Other "clinics" are PBSC (wide assortment as others have mentioned), Advocates for Injured Workers, and Artists' Legal Advice Services. You'll see the types of work different PBSC places do on the 1L application. If you're interested in client-facing work/public legal education/legal research, etc., you can rank accordingly. AIW gives you carriage of your own files as a 1L so is a good opportunity for substantive work. I believe ALAS is mostly shadowing lawyers as a 1L but I could be very wrong on that.
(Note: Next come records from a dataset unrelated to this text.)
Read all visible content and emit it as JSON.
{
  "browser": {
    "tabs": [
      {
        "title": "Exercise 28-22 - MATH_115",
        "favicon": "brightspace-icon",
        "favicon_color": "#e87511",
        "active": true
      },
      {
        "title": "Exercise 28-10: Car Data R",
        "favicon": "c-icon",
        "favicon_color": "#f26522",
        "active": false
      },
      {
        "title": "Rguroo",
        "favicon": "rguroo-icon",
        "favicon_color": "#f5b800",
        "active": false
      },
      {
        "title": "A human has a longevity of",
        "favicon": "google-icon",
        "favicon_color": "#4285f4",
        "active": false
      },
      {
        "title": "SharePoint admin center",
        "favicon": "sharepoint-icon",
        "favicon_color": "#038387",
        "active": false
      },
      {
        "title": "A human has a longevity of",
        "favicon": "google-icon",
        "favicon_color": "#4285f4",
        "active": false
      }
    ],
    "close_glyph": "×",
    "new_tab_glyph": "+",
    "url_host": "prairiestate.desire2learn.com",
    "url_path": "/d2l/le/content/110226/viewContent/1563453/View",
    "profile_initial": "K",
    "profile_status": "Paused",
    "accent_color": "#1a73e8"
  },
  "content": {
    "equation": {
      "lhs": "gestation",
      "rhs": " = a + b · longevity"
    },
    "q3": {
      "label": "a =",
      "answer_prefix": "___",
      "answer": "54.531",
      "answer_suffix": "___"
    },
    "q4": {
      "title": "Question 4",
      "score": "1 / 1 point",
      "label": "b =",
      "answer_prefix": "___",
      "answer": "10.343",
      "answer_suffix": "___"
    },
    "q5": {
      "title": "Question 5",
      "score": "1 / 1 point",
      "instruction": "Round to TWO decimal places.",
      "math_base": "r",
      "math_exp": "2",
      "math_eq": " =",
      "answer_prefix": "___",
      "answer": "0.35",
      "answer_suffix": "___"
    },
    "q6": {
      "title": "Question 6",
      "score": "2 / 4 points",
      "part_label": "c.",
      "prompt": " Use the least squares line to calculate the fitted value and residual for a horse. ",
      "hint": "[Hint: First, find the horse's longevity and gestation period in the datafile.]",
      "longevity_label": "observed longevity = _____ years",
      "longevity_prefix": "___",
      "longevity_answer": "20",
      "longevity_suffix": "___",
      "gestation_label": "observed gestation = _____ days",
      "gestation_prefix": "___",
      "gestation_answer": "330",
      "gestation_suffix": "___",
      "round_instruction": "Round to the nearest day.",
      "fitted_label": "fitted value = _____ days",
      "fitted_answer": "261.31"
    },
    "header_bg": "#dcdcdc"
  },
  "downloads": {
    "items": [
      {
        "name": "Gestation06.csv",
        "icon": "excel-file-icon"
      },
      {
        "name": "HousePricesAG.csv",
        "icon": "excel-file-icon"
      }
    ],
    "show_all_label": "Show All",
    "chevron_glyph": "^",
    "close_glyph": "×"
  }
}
One thing I would keep in mind is that there will be a LOT of (very cool) opportunities to get involved right at the beginning of the year. I think you can take advantage of that and still do well academically, but you should probably know this better for yourself than any of us would. In undergrad, did being involved outside of class make you more or less productive? However, keep in mind that other opportunities will come up throughout the year that you may want to leave room in your schedule for. These are mostly oral advocacy opportunities -- 1L moots (there are 2 now!) are the main ones. They're great experience but a big time commitment (also competitive so to be fair it's a trade-off whether you would deliberately leave room for it). There are also other oral advocacy opportunities (i.e. client consultation competition, motions workshop, trial advocacy) that are more one-offs but still lots of fun and great experience. 

All this to say that you have lots of time and don't need to be "worrying" about this but I was excited about what was to come too and had similar questions. Hope this helps!